Chris Pemberton — Gartner - January 26, 2016
In less than three years, advances in marketing technology will move beyond human intervention to streamlining and scaling activities that currently require manual interactions with audiences. Intelligent technologies will do more than automate repetitive operations — they will investigate, evaluate and make decisions on behalf of both marketers and customers. These tools will provide machine-written verbal treatments for personalized messaging at very high volumes, and billions of dollars of online shopping will be performed exclusively by mobile digital assistants.
Marketing technology will soon become so intelligent that it will perform tasks that have always required direct human involvement, noted Adam Sarner, vice president, Gartner for Marketing Leaders.

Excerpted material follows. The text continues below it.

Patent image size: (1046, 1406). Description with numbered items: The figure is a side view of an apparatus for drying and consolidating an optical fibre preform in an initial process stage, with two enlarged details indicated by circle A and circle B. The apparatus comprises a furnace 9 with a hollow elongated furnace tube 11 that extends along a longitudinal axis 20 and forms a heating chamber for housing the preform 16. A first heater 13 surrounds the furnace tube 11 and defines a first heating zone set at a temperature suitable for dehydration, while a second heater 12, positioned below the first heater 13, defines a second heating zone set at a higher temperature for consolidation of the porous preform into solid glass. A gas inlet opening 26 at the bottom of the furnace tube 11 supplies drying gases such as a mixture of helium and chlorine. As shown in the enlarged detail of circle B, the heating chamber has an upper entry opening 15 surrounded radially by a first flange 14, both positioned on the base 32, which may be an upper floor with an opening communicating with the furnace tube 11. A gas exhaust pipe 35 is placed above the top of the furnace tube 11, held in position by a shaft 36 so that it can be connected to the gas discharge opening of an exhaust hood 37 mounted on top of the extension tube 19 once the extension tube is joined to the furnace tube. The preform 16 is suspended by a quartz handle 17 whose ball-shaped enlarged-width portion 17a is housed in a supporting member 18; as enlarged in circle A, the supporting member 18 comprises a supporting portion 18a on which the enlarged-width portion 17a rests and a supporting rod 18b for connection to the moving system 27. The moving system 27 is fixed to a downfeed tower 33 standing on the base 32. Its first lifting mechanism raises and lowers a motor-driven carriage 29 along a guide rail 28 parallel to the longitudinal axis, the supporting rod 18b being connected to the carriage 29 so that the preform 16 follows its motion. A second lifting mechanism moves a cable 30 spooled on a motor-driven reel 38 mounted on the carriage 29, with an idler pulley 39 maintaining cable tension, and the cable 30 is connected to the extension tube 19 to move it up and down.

Automated content development technologies will enable content creation based on the reader’s location, higher-velocity authoring, and improved quality, consistency and format of business content through automated editors. Tools exist to proactively assemble and deliver information through automated composition engines. Already, 70% of brand marketers use automated decision engines to determine part of the content on their websites and in emails.

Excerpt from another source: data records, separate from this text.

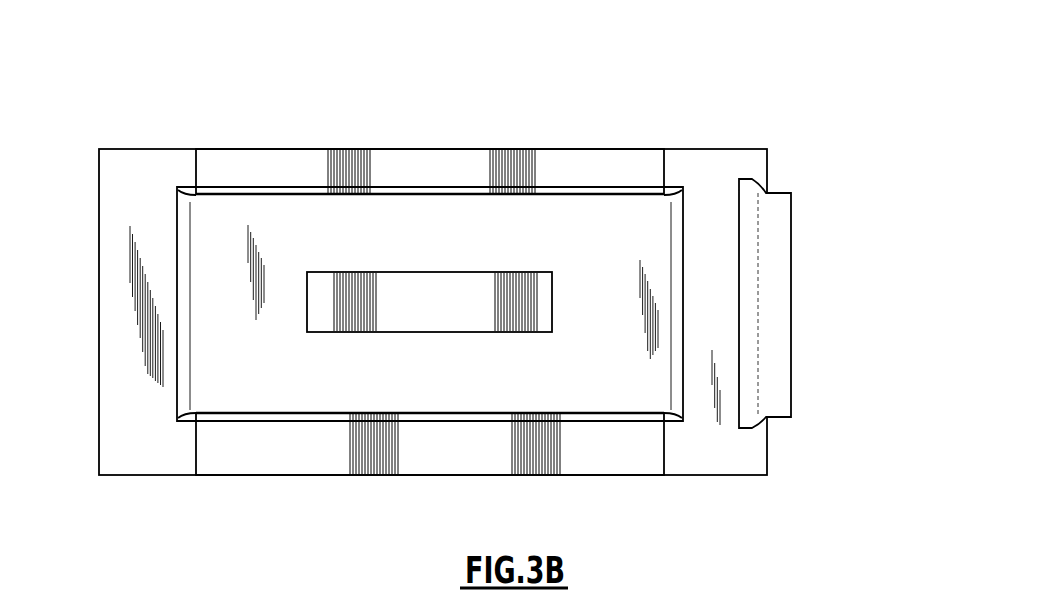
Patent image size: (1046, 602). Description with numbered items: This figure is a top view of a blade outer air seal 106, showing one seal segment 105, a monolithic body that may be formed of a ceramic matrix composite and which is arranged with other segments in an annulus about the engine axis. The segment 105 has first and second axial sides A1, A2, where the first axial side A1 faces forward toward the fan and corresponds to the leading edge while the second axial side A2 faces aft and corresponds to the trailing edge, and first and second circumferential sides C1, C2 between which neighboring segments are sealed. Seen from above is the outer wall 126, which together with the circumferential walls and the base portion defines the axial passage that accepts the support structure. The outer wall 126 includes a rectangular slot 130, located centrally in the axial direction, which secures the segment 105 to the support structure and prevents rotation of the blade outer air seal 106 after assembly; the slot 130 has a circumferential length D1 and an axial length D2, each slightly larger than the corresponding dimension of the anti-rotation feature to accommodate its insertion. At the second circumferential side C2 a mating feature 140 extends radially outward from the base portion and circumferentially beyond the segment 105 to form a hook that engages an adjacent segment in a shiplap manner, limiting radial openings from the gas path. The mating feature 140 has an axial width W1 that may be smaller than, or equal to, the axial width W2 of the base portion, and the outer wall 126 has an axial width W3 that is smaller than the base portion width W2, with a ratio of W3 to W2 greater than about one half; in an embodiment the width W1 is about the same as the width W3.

The blade outer air seal 106 is at (167, 98).
The seal segment 105 is at (262, 165).
The outer wall 126 is at (475, 215).
The slot 130 is at (327, 315).
The mating feature 140 is at (776, 208).
The first circumferential side C1 is at (99, 290).
The second circumferential side C2 is at (791, 380).
The first axial side A1 is at (593, 476).
The second axial side A2 is at (571, 149).
The length of the slot in the circumferential direction D1 is at (553, 266).
The length of the slot in the axial direction D2 is at (561, 268).
The width of the mating feature W1 is at (838, 428).
The width of the base portion W2 is at (900, 490).
The width of the outer wall W3 is at (687, 427).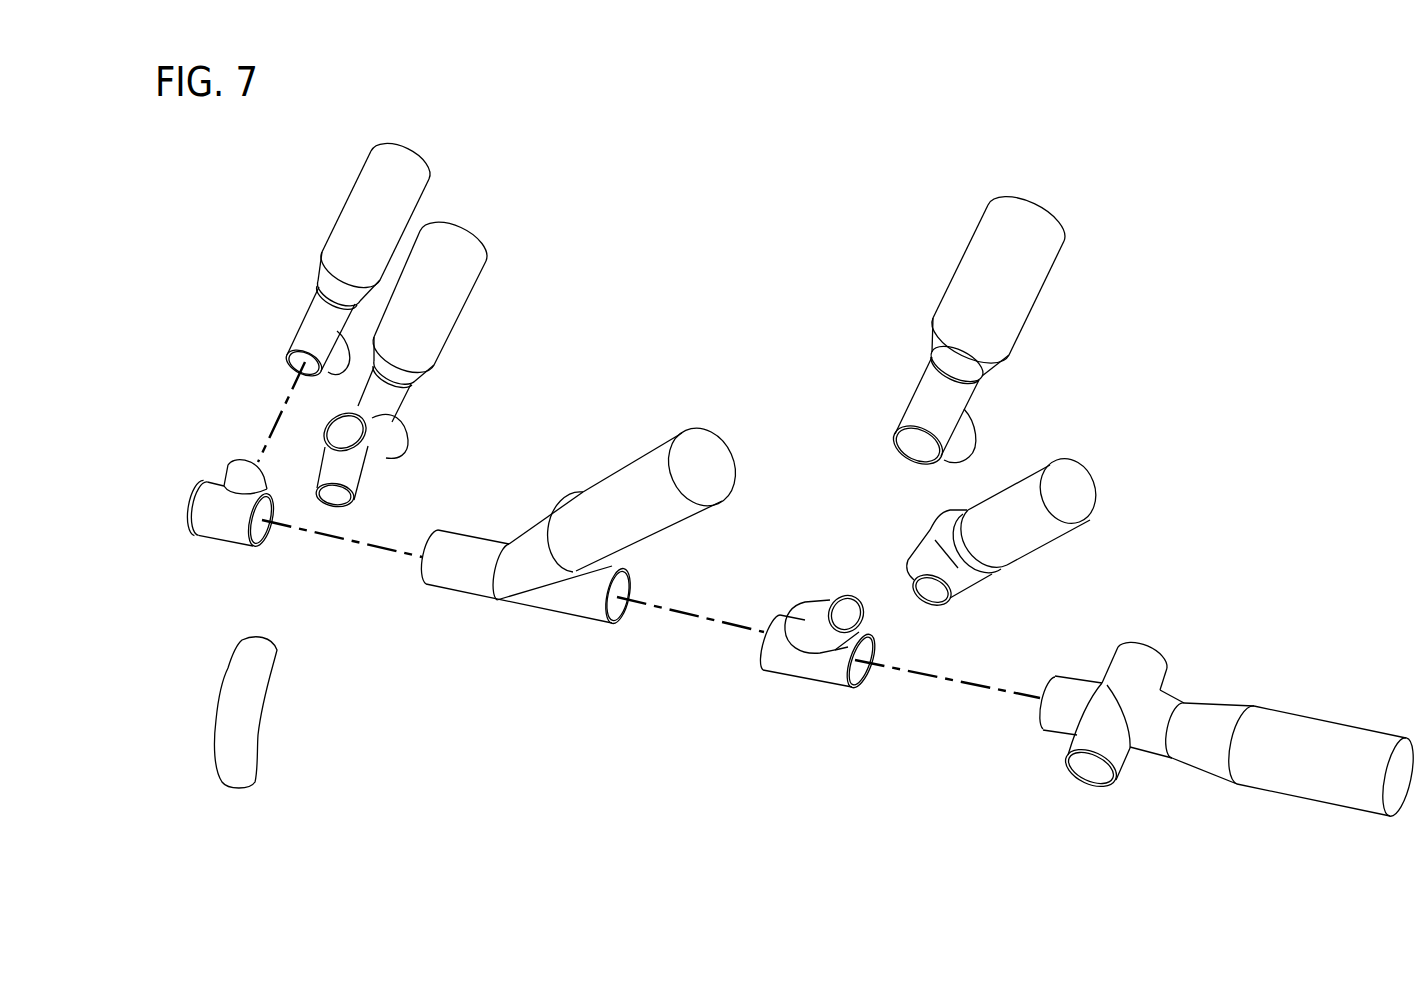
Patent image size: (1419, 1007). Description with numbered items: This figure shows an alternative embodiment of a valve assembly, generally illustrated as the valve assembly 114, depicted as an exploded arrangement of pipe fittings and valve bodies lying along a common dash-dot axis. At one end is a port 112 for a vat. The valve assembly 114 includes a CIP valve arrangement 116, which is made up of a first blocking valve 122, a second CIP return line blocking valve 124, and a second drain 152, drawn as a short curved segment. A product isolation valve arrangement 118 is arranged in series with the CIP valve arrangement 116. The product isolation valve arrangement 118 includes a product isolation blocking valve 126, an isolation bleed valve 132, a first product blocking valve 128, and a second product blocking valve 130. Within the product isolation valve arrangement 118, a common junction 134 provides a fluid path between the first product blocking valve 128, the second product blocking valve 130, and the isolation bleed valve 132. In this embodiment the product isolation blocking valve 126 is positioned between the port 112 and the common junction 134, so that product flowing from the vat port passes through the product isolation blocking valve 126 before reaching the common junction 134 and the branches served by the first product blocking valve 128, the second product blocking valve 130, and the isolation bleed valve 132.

The port 112 is at (213, 488).
The valve assembly 114 is at (712, 250).
The CIP valve arrangement 116 is at (456, 420).
The product isolation valve arrangement 118 is at (716, 707).
The first blocking valve 122 is at (407, 198).
The second CIP return line blocking valve 124 is at (457, 285).
The product isolation blocking valve 126 is at (633, 468).
The first product blocking valve 128 is at (1040, 537).
The second product blocking valve 130 is at (1215, 710).
The isolation bleed valve 132 is at (1020, 300).
The common junction 134 is at (827, 667).
The second drain 152 is at (255, 702).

Recommendation: Shift creative teams and agencies toward more modular and template-driven creative that can be manipulated by machines as creative “elements.”
Top technology for customer digital assistants will include facial recognition and voice identification, emotion detection, natural-language processing and audience profile data. Assistants will be trainable and capable of learning from each customer interaction.
Promising mobile digital assistant technologies will start anticipating and delivering stages of the customer’s buying process, such as need/want assessment, information gathering, evaluation and transactions.
Recommendation: Put customer digital assistants on your technology planning agenda. For marketers, customer digital assistants have the opportunity for an opt-in “pull approach,” exchanging relevant information for a focused purpose, rather than interruptive engagement or a one-sided data gathering exercise that can be perceived as a privacy threat.
In lieu of surveys, marketers can detect attitudes and opinions entirely from online behaviors using social analytics, voice of the customer and neurometrics. In the age of mobile, long surveys don’t work. They are viewed as spam, and they will continue to lose their effectiveness and adoption.
Recommendation: To get started, investigate what social analytics, voice-of-the-customer or other sentiment analysis applications are in use within your company Determine if their use can be extended to brand or marketing research.
Content marketing capability will be outsourced to vibrant freelancer populations and marketing-talent communities to commission original content and curate and cultivate third-party and user-generated content. Even data science will be crowdsourced, with communities like Kaggle offering a bounty for custom algorithms created on behalf of marketers through competitive challenges.
Recommendation: Determine which marketing programs you’ll need to scale up over the next few years and how you can split the work between your staff, freelancers, agencies and business partners.
Marketers will shift more of their attention and investments from apps to the mobile Web due to disappointing mobile app performance and the extensive functionality and wider audience of mobile Web.
Developing and building apps can cost tens to hundreds of thousands of dollars. At the same time consumers tend to use their mobile browsers, not apps, when searching or researching products or services.
Recommendation: Get your websites mobile-optimized and device-agnostic. Explore authoring tools that can help you with responsive design for your mobile sites, particularly tools that can help with real-time site edits and automating development.